Bis zu 25 Prozent Ersparnis sind drin

Die anhaltend hohen Spritpreise reißen tiefe Löcher ins Portemonnaie. Doch durch ein paar einfache Tricks lassen sich ohne Zeitverlust bis zu 25 Prozent Kraftstoff sparen. Die TÜV Rheinland-Kraftfahrt-Experten verraten, wie es geht.

  • Vorausschauend fahren:
    Frühzeitiges Schalten bei etwa 2000 Umdrehungen in einen höheren Gang reduziert die Motorendrehzahl und somit den Verbrauch. Moderne Pkw fahren heute im Stadtverkehr schon bei Tempo 50 ohne Ruckeln im fünften Gang. Bei Automatik-Autos während des Beschleunigens das Gaspedal ein wenig lüpfen. Dann wählt der Automat von selbst die nächsthöhere Fahrstufe.
  • Kurzstrecken meiden:
    Auf den ersten Kilometern ist der Verbrauch besonders hoch. Denn in der Kaltstartphase läuft ein Benzinmotor mit „fetterem“ Gemisch und genehmigt sich bis zu 30 Liter pro 100 Kilometer.
  • Motor abstellen:
    Im Stau oder schon bei Ampelstopps von mehr als 15 Sekunden lohnt es sich, das Triebwerk abzuschalten. Eine Stunde Leerlauf kostet mindestens einen Liter Kraftstoff.
  • Gefälle ausnutzen:
    Auf Gefällstrecken und beim Ausrollen vor Stoppschildern die Schubabschaltung des Motors ausnutzen. Geht der Fuß vom Gas, unterbrechen Einspritzaggregate die Kraftstoff-Zufuhr. Die Maschine bremst den Wagen, ohne einen Tropfen Kraftstoff zu verbrennen.

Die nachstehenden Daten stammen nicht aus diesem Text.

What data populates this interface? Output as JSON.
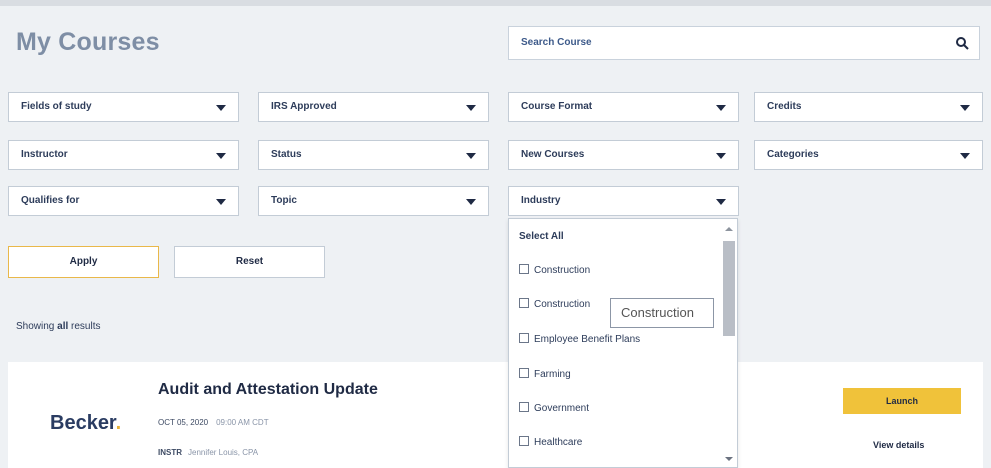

  • Motor richtig schmieren:
    Wer seinem Auto ein synthetisches Leichtlauf-Motorenöl (etwa 0W-30) gönnt, kann nochmals bis zu sechs Prozent einsparen. Denn diese Schmierstoffe reduzieren den Reibungswiderstand im Motor und damit auch den Verbrauch.

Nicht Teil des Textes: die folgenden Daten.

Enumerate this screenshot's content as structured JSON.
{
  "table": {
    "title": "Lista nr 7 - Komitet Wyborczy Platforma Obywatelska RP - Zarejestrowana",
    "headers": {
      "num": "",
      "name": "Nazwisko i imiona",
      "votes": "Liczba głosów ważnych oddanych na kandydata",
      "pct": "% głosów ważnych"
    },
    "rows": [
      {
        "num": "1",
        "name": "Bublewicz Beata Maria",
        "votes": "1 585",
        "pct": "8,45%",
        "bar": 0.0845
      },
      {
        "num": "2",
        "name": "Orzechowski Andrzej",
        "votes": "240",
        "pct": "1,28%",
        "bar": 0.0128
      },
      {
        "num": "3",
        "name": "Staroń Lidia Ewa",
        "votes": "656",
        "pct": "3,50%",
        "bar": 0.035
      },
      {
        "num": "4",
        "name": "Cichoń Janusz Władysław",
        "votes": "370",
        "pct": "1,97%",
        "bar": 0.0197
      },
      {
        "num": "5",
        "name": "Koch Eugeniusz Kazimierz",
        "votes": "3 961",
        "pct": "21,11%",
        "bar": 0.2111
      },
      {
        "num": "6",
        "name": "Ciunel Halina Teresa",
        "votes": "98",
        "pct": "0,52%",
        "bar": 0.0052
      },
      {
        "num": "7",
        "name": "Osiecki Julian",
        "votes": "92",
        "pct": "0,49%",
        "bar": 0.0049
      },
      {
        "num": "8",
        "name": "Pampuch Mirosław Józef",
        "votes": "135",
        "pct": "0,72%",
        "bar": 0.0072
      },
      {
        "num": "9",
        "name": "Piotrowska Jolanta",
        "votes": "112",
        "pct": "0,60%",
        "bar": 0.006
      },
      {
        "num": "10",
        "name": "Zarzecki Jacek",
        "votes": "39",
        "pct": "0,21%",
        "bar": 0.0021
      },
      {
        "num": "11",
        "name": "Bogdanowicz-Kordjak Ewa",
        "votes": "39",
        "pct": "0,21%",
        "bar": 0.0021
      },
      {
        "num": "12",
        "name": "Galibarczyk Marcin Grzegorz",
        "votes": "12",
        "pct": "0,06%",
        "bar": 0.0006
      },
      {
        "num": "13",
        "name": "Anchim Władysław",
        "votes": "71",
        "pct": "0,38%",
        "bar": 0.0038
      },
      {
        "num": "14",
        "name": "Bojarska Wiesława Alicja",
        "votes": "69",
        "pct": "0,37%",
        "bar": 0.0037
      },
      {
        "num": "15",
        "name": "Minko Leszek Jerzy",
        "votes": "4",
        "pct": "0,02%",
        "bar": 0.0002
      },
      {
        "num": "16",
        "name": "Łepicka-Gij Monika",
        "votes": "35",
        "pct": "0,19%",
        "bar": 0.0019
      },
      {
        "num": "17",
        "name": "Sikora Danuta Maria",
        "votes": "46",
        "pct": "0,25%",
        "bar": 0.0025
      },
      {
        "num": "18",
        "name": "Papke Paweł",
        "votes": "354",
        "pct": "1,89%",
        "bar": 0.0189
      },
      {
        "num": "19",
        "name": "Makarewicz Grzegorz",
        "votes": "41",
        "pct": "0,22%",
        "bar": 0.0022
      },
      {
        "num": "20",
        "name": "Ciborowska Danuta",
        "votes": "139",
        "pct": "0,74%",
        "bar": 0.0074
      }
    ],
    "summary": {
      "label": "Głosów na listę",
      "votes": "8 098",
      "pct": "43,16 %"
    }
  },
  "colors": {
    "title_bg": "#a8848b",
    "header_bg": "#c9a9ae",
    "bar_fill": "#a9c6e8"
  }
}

  • Stromverbraucher abschalten:
    Energiefresser wie Klimaanlage oder heizbare Heckscheibe möglichst sinnvoll einsetzen. Allein die Aircondition erhöht den Verbrauch pro Stunde um bis zu 0,7 Liter.

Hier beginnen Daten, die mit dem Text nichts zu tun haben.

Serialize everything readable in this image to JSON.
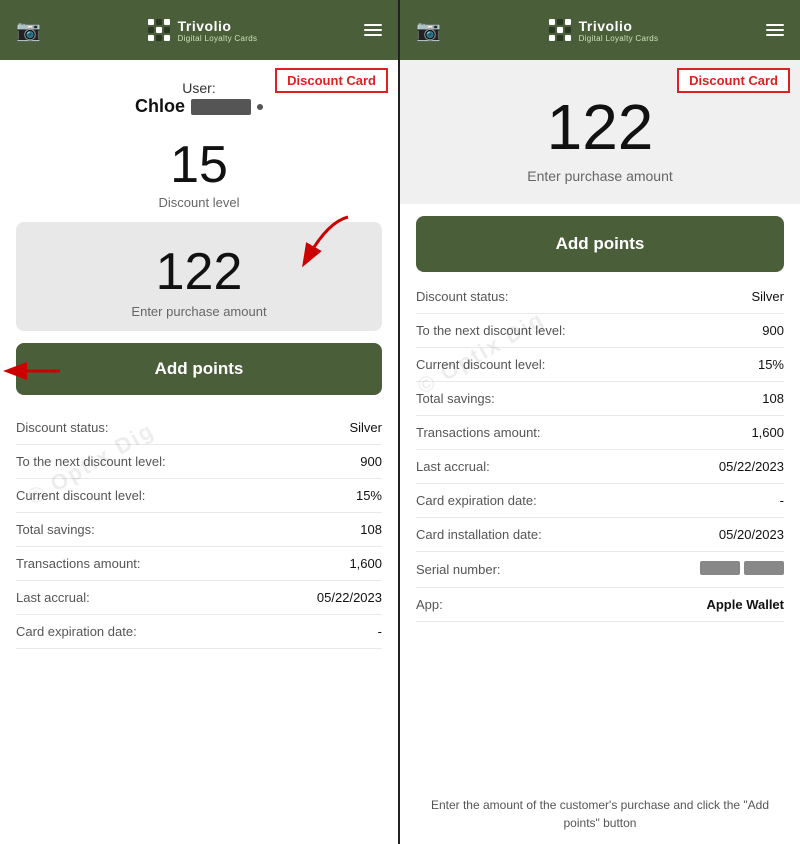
{
  "app": {
    "name": "Trivolio",
    "subtitle": "Digital Loyalty Cards"
  },
  "discount_badge": "Discount Card",
  "left_panel": {
    "user_label": "User:",
    "user_name": "Chloe",
    "discount_level_value": "15",
    "discount_level_label": "Discount level",
    "amount_value": "122",
    "amount_placeholder": "Enter purchase amount",
    "add_points_label": "Add points",
    "info_rows": [
      {
        "label": "Discount status:",
        "value": "Silver"
      },
      {
        "label": "To the next discount level:",
        "value": "900"
      },
      {
        "label": "Current discount level:",
        "value": "15%"
      },
      {
        "label": "Total savings:",
        "value": "108"
      },
      {
        "label": "Transactions amount:",
        "value": "1,600"
      },
      {
        "label": "Last accrual:",
        "value": "05/22/2023"
      },
      {
        "label": "Card expiration date:",
        "value": "-"
      }
    ]
  },
  "right_panel": {
    "discount_badge": "Discount Card",
    "amount_value": "122",
    "amount_placeholder": "Enter purchase amount",
    "add_points_label": "Add points",
    "info_rows": [
      {
        "label": "Discount status:",
        "value": "Silver"
      },
      {
        "label": "To the next discount level:",
        "value": "900"
      },
      {
        "label": "Current discount level:",
        "value": "15%"
      },
      {
        "label": "Total savings:",
        "value": "108"
      },
      {
        "label": "Transactions amount:",
        "value": "1,600"
      },
      {
        "label": "Last accrual:",
        "value": "05/22/2023"
      },
      {
        "label": "Card expiration date:",
        "value": "-"
      },
      {
        "label": "Card installation date:",
        "value": "05/20/2023"
      },
      {
        "label": "Serial number:",
        "value": ""
      },
      {
        "label": "App:",
        "value": "Apple Wallet"
      }
    ],
    "footer_note": "Enter the amount of the customer's purchase and click the \"Add points\" button"
  },
  "watermark_text": "© Optix Dig"
}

  • Kofferraum entrümpeln:
    Auch unnötiger Ballast kostet Sprit. Deshalb den Kofferraum entrümpeln. 100 Kilogramm Zusatzgewicht ergeben bis zu 0,3 Liter Mehrverbrauch.
  • Dach räumen:
    Ungenutzte Dachgepäck- oder Skiträger schlagen schnell mit einem Liter zu Buche.
  • Reifendruck checken:
    Beim Reifenluftdruck gilt: Schon 0,2 bar zu wenig bedeuten bis zu zehn Prozent mehr Verbrauch.